But critics insist the costs of those solar panels are beginning to outweigh the benefits.
Incentive payments to homes with solar, they say, have led to higher electricity rates for everyone else — including families that can’t afford rooftop panels. If so, that’s not only unfair, it’s damaging to the state’s climate progress. Higher electricity rates make it less likely that people will drive electric cars and install electric heat pumps in their homes — crucial climate solutions.
The solar industry disputes the argument that solar incentive payments are driving up rates, as do many environmental activists. But Newsom’s appointees to the Public Utilities Commission are convinced, as they made clear Thursday.
“We need to reach our [climate] goals as fast as we can,” said Alice Reynolds, the commission’s president. “But we also need to be extremely thoughtful about how we reach our climate change goals in the most cost-effective manner.”
When I am having a stroke, I don’t stop and calculate of the most cost effective treatment options. I go to the emergency room. We could have done this calculation in 1970 and acted, but that ship has sailed.

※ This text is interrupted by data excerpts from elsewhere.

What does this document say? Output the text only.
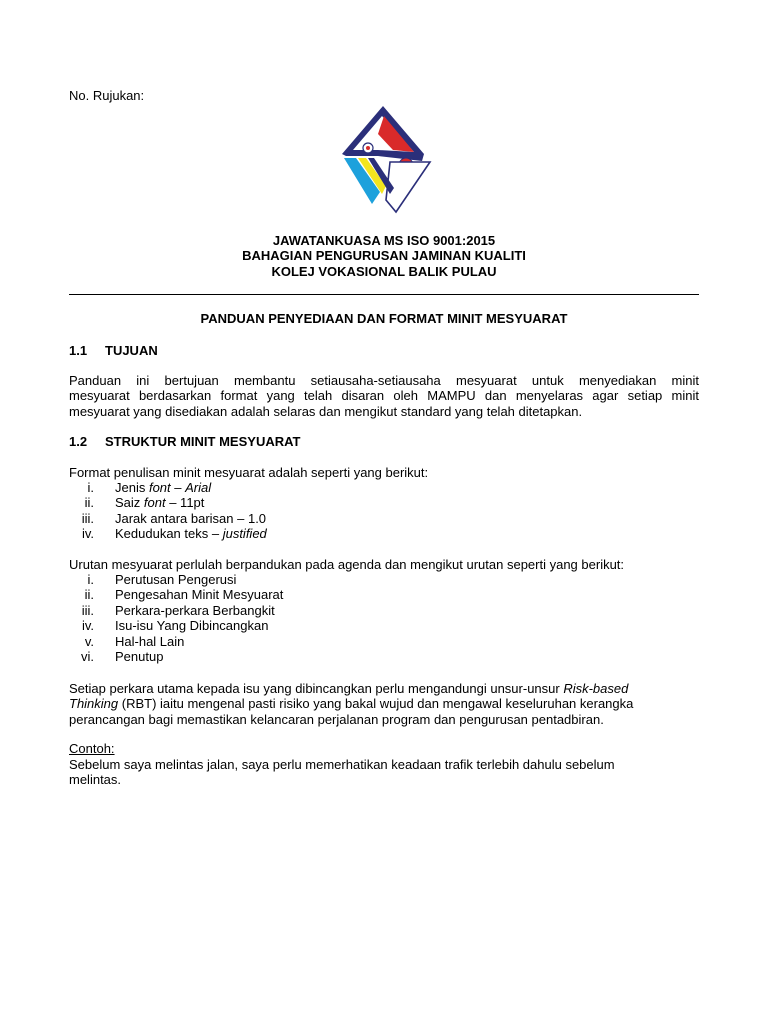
No. Rujukan:

JAWATANKUASA MS ISO 9001:2015
BAHAGIAN PENGURUSAN JAMINAN KUALITI
KOLEJ VOKASIONAL BALIK PULAU
PANDUAN PENYEDIAAN DAN FORMAT MINIT MESYUARAT
1.1 TUJUAN
Panduan ini bertujuan membantu setiausaha-setiausaha mesyuarat untuk menyediakan minit
mesyuarat berdasarkan format yang telah disaran oleh MAMPU dan menyelaras agar setiap minit
mesyuarat yang disediakan adalah selaras dan mengikut standard yang telah ditetapkan.
1.2 STRUKTUR MINIT MESYUARAT

Format penulisan minit mesyuarat adalah seperti yang berikut:

i. Jenis font – Arial
ii. Saiz font – 11pt
iii. Jarak antara barisan – 1.0
iv. Kedudukan teks – justified

Urutan mesyuarat perlulah berpandukan pada agenda dan mengikut urutan seperti yang berikut:

i. Perutusan Pengerusi
ii. Pengesahan Minit Mesyuarat
iii. Perkara-perkara Berbangkit
iv. Isu-isu Yang Dibincangkan
v. Hal-hal Lain
vi. Penutup
Setiap perkara utama kepada isu yang dibincangkan perlu mengandungi unsur-unsur Risk-based
Thinking (RBT) iaitu mengenal pasti risiko yang bakal wujud dan mengawal keseluruhan kerangka
perancangan bagi memastikan kelancaran perjalanan program dan pengurusan pentadbiran.

Contoh:

Sebelum saya melintas jalan, saya perlu memerhatikan keadaan trafik terlebih dahulu sebelum
melintas.
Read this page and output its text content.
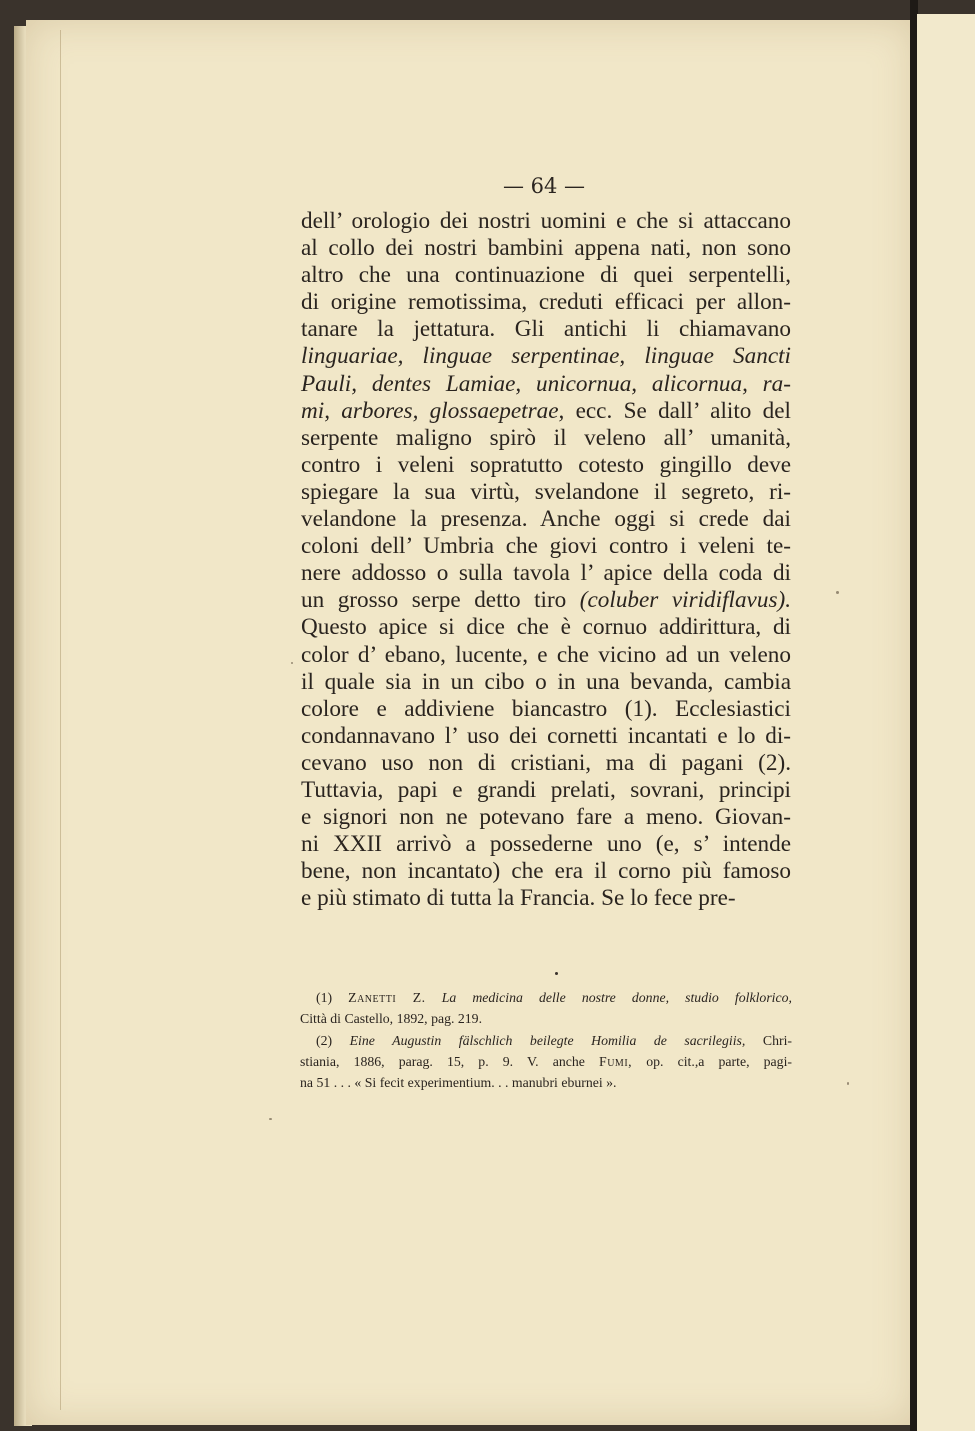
— 64 —
dell’ orologio dei nostri uomini e che si attaccano
al collo dei nostri bambini appena nati, non sono
altro che una continuazione di quei serpentelli,
di origine remotissima, creduti efficaci per allon-
tanare la jettatura. Gli antichi li chiamavano
linguariae, linguae serpentinae, linguae Sancti
Pauli, dentes Lamiae, unicornua, alicornua, ra-
mi, arbores, glossaepetrae, ecc. Se dall’ alito del
serpente maligno spirò il veleno all’ umanità,
contro i veleni sopratutto cotesto gingillo deve
spiegare la sua virtù, svelandone il segreto, ri-
velandone la presenza. Anche oggi si crede dai
coloni dell’ Umbria che giovi contro i veleni te-
nere addosso o sulla tavola l’ apice della coda di
un grosso serpe detto tiro (coluber viridiflavus).
Questo apice si dice che è cornuo addirittura, di
color d’ ebano, lucente, e che vicino ad un veleno
il quale sia in un cibo o in una bevanda, cambia
colore e addiviene biancastro (1). Ecclesiastici
condannavano l’ uso dei cornetti incantati e lo di-
cevano uso non di cristiani, ma di pagani (2).
Tuttavia, papi e grandi prelati, sovrani, principi
e signori non ne potevano fare a meno. Giovan-
ni XXII arrivò a possederne uno (e, s’ intende
bene, non incantato) che era il corno più famoso
e più stimato di tutta la Francia. Se lo fece pre-
(1) Zanetti Z. La medicina delle nostre donne, studio folklorico,
Città di Castello, 1892, pag. 219.
(2) Eine Augustin fälschlich beilegte Homilia de sacrilegiis, Chri-
stiania, 1886, parag. 15, p. 9. V. anche Fumi, op. cit.,a parte, pagi-
na 51 . . . « Si fecit experimentium. . . manubri eburnei ».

Generally when people refer to the grid they’re talking about things like high voltage power lines or at least going through transformers. My block has a transformer at the end of it which means my whole street is on 240vac. If I send power to my neighbor the only infrastructure that is being used are those low power lines. They don’t wear out or degrade from me sending power from my house to them. In fact I save all the use of going through a bunch of transformers and long distance. In fact almost all infrastructure degrades due to age not usage. So a more equitable fee would be hey this is our operating cost for the grid per person you get charged per month. But no ca wants that fee plus a fee for transmission which is just double dipping and clearly a way to make more money off the monopolized customer base.